Mission d’information sur les lois Littoral et montagne : enjeux du dérèglement climatique

Mission d’information sur Loi Montagne / Loi Littoral – Commission de l’Aménagement du Terittoire et du Développement durable du 31/03/26

Président – J’ai une question de Simon Uzenat et je sais pas s’il y a d’autres collègues qui souhaitent.

Simon Uzenat – Merci, Monsieur le Président.

Je souhaitais revenir, merci pour vos propos liminaires, revenir sur le sujet de la différenciation évoquée par le professeur Costa.

Je l’ai écouté évidemment avec beaucoup d’attention, mais d’une certaine manière, votre propre présentation démontre bien, s’agissant des seuls littoraux, qu’on ne peut pas considérer de façon indifférenciée, ces territoires-là. Entre la bande des 100 mètres avec une falaise et la bande des 100 mètres avec une plage. Sur ce seul exemple-là, on voit bien ce besoin de différenciation, même s’il peut y avoir des besoins de précision.

Donc est-ce que vous pourriez, les uns et les autres, et on voit bien le sujet loi Montagne, loi Littoral, c’est aussi ce sujet de la différenciation, la prise en compte des territoires, mais au regard des enjeux, des impacts qui sont évidemment incontestables, mais différenciés en fonction des territoires, comment pourrait-on envisager, peut-être pas du sur mesure, mais en tout cas des dispositifs qui pourraient, dans certains cas, certains besoins, renforcer les lois existantes, mais dans d’autres aussi, donner des marges de manœuvre. Parce que nous, nous faisons confiance aux élus locaux. Ils sont, pour une écrasante majorité d’entre eux, tout à fait conscients de ces enjeux-là.

Sur les difficultés juridiques que vous pointez, le professeur Costa, là aussi, alors, vous faites le lien avec des textes qui auraient assoupli la loi Littoral. Ce que nous disent aussi les élus, c’est que c’est dans la pratique même du droit administratif, où en fait la jurisprudence d’un territoire à un autre peut aussi évoluer, introduit de l’instabilité. Donc comment pourrait-on donner un peu plus de visibilité à ces acteurs ?

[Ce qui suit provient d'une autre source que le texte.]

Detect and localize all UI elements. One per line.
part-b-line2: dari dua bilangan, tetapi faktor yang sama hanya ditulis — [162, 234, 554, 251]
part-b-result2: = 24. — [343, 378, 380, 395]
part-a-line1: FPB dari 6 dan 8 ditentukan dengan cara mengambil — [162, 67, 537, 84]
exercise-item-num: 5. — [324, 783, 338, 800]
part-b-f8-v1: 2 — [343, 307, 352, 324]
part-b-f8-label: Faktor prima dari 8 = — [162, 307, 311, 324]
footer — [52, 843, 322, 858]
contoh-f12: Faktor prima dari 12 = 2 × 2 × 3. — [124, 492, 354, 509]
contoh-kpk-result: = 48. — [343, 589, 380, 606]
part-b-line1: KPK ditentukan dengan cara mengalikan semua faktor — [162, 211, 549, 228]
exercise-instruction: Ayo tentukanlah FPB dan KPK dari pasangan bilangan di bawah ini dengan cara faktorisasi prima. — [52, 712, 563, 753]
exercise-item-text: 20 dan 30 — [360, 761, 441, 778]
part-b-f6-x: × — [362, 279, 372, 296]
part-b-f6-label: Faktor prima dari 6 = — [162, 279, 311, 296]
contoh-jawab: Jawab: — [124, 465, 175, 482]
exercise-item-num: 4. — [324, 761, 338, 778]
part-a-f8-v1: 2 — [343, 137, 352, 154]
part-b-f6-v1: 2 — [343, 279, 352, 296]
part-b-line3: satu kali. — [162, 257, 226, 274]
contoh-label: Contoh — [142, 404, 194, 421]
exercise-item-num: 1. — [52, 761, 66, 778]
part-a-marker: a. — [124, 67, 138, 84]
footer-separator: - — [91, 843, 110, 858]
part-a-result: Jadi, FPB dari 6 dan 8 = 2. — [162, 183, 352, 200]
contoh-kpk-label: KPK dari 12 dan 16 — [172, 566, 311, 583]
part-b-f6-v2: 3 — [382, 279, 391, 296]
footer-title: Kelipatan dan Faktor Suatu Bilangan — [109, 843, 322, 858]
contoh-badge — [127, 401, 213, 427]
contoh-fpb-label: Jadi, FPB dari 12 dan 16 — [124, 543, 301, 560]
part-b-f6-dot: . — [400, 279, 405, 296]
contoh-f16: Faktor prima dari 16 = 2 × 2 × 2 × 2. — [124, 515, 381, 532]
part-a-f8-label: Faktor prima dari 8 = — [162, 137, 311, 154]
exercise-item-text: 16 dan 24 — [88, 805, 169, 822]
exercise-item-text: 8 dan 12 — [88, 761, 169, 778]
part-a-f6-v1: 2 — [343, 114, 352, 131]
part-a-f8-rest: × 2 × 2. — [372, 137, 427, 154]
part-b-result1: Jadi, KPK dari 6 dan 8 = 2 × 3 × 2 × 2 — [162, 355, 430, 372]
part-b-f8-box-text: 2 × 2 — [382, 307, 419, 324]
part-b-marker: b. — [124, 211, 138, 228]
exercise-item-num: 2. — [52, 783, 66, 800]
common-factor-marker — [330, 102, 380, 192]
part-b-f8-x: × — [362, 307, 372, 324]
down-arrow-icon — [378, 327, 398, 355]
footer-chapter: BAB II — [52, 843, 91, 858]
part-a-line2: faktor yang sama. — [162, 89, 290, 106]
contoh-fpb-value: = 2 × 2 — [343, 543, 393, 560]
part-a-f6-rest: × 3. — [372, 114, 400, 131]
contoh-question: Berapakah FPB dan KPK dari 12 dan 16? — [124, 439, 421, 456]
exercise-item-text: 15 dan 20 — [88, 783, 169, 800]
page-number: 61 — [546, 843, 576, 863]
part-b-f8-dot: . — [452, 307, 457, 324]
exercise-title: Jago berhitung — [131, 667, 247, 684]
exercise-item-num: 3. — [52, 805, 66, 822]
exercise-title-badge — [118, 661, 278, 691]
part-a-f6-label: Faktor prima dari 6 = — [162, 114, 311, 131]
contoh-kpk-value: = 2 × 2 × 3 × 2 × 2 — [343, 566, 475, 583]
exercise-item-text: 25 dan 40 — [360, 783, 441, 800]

Puis j’avais une dernière question sur les données, notamment pour la Présidente – Directrice générale de Météo France, alors il y a Climadiag, est-ce que vous introduisez de l’intelligence artificielle dans ces dispositifs-là, notamment générative, pour permettre à une échelle de plus en plus fine de donner des informations ? On va penser notamment aux biens situés en zone littorale ou qui pourraient se retrouver, y compris en zones montagneuses, en difficulté, à une échelle plus ou moins longue, et une forme de responsabilisation des propriétaires actuels et futurs. Donc ça pourrait être un outil.

Puis, dernière question qui a déjà été évoquée par le rapporteur, mais on n’a pas vraiment eu de réponse, c’est sur celle des moyens financiers. Est-ce que vous avez réfléchi les uns les autres, au-delà peut-être de vos périmètres de responsabilité stricte, à des pistes, parce qu’on peut partager les constats, mais ensuite, il nous faut des moyens d’action. Donc, est-ce que vous avez des pistes les uns et les autres ? Je vous remercie.

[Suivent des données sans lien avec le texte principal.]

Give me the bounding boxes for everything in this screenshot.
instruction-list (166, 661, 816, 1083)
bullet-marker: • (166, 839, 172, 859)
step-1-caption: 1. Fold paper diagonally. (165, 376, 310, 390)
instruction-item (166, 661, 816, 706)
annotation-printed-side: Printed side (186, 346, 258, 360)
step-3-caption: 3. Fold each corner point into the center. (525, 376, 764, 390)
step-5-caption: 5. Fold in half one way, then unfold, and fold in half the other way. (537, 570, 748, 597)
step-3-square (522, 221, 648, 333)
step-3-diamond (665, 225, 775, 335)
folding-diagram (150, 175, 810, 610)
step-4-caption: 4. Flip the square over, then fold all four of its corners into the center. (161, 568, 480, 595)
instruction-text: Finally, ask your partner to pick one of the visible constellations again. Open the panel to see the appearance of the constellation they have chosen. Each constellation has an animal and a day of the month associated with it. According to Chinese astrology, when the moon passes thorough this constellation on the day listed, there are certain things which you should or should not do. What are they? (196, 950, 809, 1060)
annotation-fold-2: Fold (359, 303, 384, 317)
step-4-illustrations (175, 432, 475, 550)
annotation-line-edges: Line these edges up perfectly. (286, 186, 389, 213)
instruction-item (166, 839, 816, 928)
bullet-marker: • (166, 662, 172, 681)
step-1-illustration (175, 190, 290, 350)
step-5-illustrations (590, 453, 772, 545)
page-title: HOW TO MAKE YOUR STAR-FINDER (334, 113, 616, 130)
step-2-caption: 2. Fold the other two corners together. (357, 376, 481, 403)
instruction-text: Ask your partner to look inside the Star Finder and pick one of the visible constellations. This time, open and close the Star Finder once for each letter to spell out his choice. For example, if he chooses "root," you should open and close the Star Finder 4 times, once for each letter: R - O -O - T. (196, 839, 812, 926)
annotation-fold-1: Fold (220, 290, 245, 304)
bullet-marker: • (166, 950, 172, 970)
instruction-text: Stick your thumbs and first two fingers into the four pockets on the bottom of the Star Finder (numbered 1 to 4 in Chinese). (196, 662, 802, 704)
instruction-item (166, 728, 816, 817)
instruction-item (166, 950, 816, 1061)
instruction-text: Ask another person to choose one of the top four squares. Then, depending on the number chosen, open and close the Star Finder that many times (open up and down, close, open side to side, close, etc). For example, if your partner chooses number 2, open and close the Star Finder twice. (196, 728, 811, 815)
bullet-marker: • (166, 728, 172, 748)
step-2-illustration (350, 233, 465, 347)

Stéphane Costa – Je tiens tout d’abord à dire que je ne suis pas juriste. Moi, je compte les grains de sable. Il n’en demeure pas moins que ça fait 30 ans que je travaille sur les dynamiques côtières face aux changements climatiques. Voilà, c’est une petite précision.

Sur le terme de différenciation. Oui, il y a des littoraux qui fonctionnent de façon différente, avec des vitesses d’évolution différentes. C’est pas ça dont il s’agit je crois. C’est ce que l’on fait sur le territoire, et c’est ce que l’on fait et ce que l’on veut faire sur le territoire doit être homogène à l’échelle du territoire. C’est comme si, voilà, c’est un mauvais exemple, je ne vais pas citer de loi. C’est comme si on disait qu’une loi était adaptée qu’à une certaine partie de la population, mais pas à une autre. Je crois que ce n’est pas recevable.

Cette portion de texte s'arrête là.